Dans une étude publiée dans le British Medical Journal (BMJ), ils confirment que
_____l’utilisation de benzodiazépines pendant 3 mois ou plus était associée à un risque accru de développer la maladie d’Alzheimer après 65 ans.
L’étude cas-témoins révèle que :
_____ la force de l’association augmente avec la durée de l’exposition.
C’est pourquoi les chercheurs recommandent de contrôler la bonne utilisation de ces molécules en limitant les prises aux périodes pour lesquelles elles sont recommandées.
Les benzodiazépines sont prescrites par les médecins dans le cadre de symptômes anxieux et de troubles du sommeil pour une durée recommandée de quelques semaines.
*** En 2012, une étude de l’Unité Inserm 657 « Pharmaco épidémiologie et évaluation de l’impact des produits de sante sur les populations » avait montré, sur une cohorte française, que :
_____les sujets consommant des benzodiazépines présentaient environ 50% plus de risque de développer une démence comparés à ceux qui n’en ont jamais consommé.
Dans cette nouvelle étude, les chercheurs se sont attachés à confirmer l’association dans une nouvelle cohorte en étudiant en particulier la potentielle relation dose-effet.
Les chercheurs ont étudié la base de données de la Régie d’Assurance Maladie du Québec (RAMQ) pour analyser le développement de la maladie d’Alzheimer chez un échantillon de patients > 66 ans résidant au Québec (Canada) et ayant eu une prescription de benzodiazépines.
==> 1 796 cas de maladie d’Alzheimer ont été identifiés sur une période d’au moins 6 ans. Pour réaliser l’étude cas-témoins, ils ont ensuite comparé chacun de ces cas avec 7 184 personnes en bonne santé dont l’âge, le s*xe et la durée de suivi correspondaient.

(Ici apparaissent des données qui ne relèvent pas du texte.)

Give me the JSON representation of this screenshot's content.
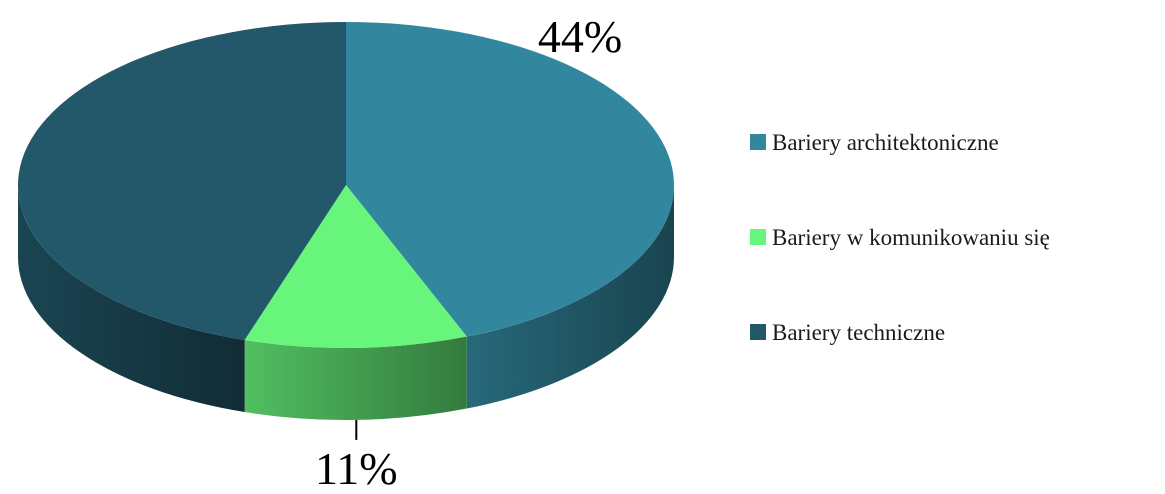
{
  "chart_data": {
    "type": "pie",
    "style": "3d",
    "title": "",
    "start_angle_deg": 90,
    "direction": "clockwise",
    "slices": [
      {
        "label": "Bariery architektoniczne",
        "value": 44,
        "display": "44%",
        "color": "#32879e"
      },
      {
        "label": "Bariery w komunikowaniu się",
        "value": 11,
        "display": "11%",
        "color": "#68f57c"
      },
      {
        "label": "Bariery techniczne",
        "value": 45,
        "display": "45%",
        "color": "#22586a"
      }
    ],
    "legend": {
      "placement": "right"
    }
  }
}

Les résultats montrent que :
_____l’utilisation de benzodiazépines pendant 3 mois ou plus était associée à un risque accru (jusqu’à 51 %) de développer ultérieurement la maladie d’Alzheimer.
« La force de l’association augmente avec la durée de l’exposition et avec l’utilisation de benzodiazépines à longue durée d’action, par opposition aux benzodiazépines à courte durée d’action » explique Sophie Billioti de Gage, chercheur à l’Inserm.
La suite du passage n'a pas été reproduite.